By Michael Hall
The Brunswick News
BRUNSWICK, Ga. — Renee Mathis has learned to live with the fact that the man who pleaded guilty to molesting her daughter in 2008 had to serve just three years of a 15-year prison sentence.
It was not the kind of justice she wanted for 11 counts of child molestation.
But because she registered in a state notification program after the sentencing in April 2011 in McIntosh County Superior Court, Mathis thought she could keep tabs on Moses Lee Blackshear, 62, the paternal grandfather of Mathis’ daughter and the man who molested her.
So Mathis, a Glynn County resident, was surprised when it took a call from a McIntosh County sheriff’s deputy she knows to inform her that Blackshear had been released on probation Dec. 23 from Wheeler Correctional Facility, at Alamo, Ga., and was at home in Townsend, in McIntosh County.
Mathis said that during Blackshear’s 32-month incarceration, from April 2011 to Dec. 23, she never heard from the victim notification program, including when she thought she should have been told Blackshear had been transferred from a prison at Reidsville to the facility at Alamo.
“They told me nothing,” Mathis said. “I feel like the justice system let me down.”
The lack of timely notice to Mathis that Blackshear was being released from prison was the result of a lack of administrative coordination and the timing of his release right before Christmas, the state Department of Corrections said Tuesday in response to several inquiries from The News.
A department spokesperson had said the previous week that administrators were “unaware” if Mathis had signed up in the Department of Corrections and the Board of Pardons and Paroles program that would notify her when Blackshear would be released. The department acknowledged in a statement Tuesday that Mathis had registered, and blamed its failure to notify her on timing.
Although Mathis said she disagreed with what she considered to be a light sentence for a guilty plea -- Blackshear will spend the next 12 years on probation after nearly three years in prison -- she said she had no choice but to accept it.
And she has.
She says she has been praying for healing for her daughter, who is now in high school, and she has come to terms with Blackshear’s punishment.
“I understand. You do your time and you get out,” Mathis said.
She just wishes she had been informed of his release on probation with enough time to prepare herself and her daughter for it.
Mathis said she finally received a call from a victims assistance advocate with the Atlantic Judicial Circuit, which includes McIntosh County, and from Blackshear’s probation officer Dec. 26, when they got word of his release.
Even then, Mathis said she thought someone along the way had dropped the ball, because she thought the probation officer and assistance advocate should have known immediately of Blackshear’s release, as well.
In its explanation Tuesday, the corrections department said Blackshear’s release occurred more quickly than its notification system was prepared to handle.

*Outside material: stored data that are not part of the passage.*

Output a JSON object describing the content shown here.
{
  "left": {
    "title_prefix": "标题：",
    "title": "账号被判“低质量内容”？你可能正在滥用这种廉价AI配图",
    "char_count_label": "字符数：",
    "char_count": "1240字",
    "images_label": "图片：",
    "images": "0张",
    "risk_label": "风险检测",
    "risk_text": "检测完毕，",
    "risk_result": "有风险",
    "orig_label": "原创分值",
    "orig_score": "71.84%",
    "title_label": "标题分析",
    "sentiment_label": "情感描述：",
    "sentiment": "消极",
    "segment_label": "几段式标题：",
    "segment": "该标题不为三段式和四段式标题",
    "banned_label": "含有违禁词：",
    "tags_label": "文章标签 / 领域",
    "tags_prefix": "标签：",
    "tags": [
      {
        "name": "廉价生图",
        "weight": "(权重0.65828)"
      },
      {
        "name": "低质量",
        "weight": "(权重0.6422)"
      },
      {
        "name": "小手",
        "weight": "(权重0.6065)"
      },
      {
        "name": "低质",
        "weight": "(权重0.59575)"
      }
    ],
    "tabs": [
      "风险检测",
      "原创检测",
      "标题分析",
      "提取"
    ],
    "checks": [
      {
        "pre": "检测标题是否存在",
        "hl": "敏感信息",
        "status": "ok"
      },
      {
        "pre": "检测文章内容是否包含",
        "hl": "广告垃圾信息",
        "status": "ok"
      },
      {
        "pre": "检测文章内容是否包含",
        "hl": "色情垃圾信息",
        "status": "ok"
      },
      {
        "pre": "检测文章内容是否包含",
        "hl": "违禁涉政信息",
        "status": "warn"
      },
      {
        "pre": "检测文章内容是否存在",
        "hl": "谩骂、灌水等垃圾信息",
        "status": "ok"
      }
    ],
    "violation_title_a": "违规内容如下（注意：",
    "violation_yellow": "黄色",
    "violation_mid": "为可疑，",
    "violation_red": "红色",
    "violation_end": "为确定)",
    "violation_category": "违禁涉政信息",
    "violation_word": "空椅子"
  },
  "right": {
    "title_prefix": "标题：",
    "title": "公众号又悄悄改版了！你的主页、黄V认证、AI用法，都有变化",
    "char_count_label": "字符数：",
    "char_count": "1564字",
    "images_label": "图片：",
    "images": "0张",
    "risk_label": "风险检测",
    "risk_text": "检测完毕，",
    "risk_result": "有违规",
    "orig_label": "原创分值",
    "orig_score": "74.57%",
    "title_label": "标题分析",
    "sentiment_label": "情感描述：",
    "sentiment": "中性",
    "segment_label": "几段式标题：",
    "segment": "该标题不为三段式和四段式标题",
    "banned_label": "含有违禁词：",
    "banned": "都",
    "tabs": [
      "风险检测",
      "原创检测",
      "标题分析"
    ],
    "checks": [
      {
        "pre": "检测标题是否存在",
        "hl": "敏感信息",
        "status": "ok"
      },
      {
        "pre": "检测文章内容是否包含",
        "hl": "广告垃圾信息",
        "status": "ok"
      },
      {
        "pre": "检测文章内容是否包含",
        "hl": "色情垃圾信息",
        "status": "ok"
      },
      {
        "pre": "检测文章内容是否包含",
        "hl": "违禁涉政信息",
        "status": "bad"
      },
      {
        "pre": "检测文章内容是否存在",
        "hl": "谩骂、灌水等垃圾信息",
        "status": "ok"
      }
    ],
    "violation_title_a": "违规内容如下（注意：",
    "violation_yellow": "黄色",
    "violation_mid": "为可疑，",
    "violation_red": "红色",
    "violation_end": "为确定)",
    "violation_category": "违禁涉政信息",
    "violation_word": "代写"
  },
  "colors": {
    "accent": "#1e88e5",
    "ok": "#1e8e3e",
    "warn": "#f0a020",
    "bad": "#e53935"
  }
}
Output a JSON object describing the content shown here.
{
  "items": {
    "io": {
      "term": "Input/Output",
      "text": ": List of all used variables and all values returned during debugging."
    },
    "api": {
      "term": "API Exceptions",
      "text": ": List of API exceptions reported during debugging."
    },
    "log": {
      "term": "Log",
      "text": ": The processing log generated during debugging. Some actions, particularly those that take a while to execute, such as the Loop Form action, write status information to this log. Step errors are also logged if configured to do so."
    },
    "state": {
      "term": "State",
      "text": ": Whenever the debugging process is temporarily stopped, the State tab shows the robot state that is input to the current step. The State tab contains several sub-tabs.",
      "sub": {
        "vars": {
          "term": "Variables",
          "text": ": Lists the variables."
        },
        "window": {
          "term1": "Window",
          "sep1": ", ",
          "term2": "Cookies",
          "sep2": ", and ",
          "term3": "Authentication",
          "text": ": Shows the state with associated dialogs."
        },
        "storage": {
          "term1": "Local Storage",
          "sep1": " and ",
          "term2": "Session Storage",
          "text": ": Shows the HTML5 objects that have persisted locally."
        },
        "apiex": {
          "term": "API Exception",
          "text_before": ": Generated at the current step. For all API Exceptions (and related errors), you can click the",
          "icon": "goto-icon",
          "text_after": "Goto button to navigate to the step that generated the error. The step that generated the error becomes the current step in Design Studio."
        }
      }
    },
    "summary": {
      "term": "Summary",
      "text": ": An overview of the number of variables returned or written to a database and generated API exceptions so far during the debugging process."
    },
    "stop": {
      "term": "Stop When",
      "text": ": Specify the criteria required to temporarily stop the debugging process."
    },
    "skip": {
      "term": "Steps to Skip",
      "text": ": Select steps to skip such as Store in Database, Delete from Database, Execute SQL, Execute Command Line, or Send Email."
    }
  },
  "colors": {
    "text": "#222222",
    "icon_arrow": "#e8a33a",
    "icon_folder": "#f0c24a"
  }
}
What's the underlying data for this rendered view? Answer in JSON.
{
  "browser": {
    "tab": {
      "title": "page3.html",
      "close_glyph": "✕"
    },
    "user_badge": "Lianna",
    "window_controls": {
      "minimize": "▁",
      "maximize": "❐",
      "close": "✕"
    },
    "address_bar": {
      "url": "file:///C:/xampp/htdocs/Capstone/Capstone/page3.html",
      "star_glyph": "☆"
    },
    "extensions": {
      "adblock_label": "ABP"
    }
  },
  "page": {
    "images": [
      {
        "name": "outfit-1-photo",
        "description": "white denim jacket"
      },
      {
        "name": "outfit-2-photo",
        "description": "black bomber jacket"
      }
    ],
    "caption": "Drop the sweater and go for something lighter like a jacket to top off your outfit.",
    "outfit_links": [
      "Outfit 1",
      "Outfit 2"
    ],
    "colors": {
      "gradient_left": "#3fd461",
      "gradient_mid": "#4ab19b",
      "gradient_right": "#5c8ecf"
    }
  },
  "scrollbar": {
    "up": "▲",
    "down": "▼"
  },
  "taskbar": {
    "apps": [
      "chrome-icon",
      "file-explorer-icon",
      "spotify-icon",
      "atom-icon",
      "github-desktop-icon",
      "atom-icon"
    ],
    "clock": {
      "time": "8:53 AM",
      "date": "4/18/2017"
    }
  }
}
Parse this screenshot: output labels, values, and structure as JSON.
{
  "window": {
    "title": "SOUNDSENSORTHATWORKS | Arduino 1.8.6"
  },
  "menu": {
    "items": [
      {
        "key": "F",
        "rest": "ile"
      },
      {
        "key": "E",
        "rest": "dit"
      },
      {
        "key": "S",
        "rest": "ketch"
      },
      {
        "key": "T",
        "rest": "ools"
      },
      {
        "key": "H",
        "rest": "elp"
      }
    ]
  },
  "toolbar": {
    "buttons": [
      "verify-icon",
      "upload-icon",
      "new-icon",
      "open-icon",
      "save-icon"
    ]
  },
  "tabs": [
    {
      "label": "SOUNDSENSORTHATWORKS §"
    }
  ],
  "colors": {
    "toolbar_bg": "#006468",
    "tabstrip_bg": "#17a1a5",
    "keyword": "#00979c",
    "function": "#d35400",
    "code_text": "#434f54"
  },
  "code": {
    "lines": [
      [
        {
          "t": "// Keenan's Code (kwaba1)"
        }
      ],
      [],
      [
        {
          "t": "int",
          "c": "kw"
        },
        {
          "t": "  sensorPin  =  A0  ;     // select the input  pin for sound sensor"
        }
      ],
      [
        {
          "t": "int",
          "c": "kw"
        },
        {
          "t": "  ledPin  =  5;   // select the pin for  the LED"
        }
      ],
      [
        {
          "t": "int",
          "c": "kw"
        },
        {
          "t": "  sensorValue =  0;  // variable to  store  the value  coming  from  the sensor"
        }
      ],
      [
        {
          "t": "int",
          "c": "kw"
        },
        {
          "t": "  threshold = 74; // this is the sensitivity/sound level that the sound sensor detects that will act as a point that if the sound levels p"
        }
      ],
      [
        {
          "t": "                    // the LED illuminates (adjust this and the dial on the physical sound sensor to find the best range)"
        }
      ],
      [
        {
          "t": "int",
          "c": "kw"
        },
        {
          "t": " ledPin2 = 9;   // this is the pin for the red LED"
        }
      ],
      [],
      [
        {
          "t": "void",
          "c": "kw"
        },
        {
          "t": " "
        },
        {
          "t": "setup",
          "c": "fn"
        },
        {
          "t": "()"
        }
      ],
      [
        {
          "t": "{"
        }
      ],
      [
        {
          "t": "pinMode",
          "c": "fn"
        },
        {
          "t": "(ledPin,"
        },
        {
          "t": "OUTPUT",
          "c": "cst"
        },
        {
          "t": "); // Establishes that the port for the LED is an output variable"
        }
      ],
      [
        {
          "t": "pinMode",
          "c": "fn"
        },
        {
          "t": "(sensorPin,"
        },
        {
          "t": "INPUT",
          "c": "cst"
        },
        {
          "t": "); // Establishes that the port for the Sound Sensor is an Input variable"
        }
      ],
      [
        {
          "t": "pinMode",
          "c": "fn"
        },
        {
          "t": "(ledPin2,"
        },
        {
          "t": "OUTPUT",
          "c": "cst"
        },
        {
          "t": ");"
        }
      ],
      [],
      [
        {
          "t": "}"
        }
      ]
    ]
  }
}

“Notifications are normally programmed into the system by victim services staff 10-15 days in advance of an inmate’s scheduled release. Because Mr. Blackshear’s jail credit was calculated on Dec. 23, and he was subsequently eligible for immediate release, notification prior to his release by either the automated notification system or victim services staff was not possible,” Lisa Rodriguez-Presley, department public relations and information specialist, wrote in an email.
She said two automated telephone calls were placed to Mathis.
“The automated notification system made two calls to the number she registered with the victim information program on Dec. 2, one of which was answered by an answering machine.
“As a follow up to the automated notification, Ms. Mathis was contacted about Mr. Blackshear’s release by a staff member from victim services on Dec. 26. The delay was a result of the unusual combination of the immediacy of Mr. Blackshear’s release, and the closure of state offices on Dec. 24 and 25,” Rodriguez-Presley wrote.
Susan Megahee, another corrections department spokesperson, previously said that under program procedures, a registered participant is to be notified by a computer-generated telephone call if a convict is to be released from prison after completing a sentence, is released to begin court-ordered probation, or is to be notified within 72 hours after a parole board decision to grant release on parole.
She said a participant would not be notified if a prisoner is transferred between prisons.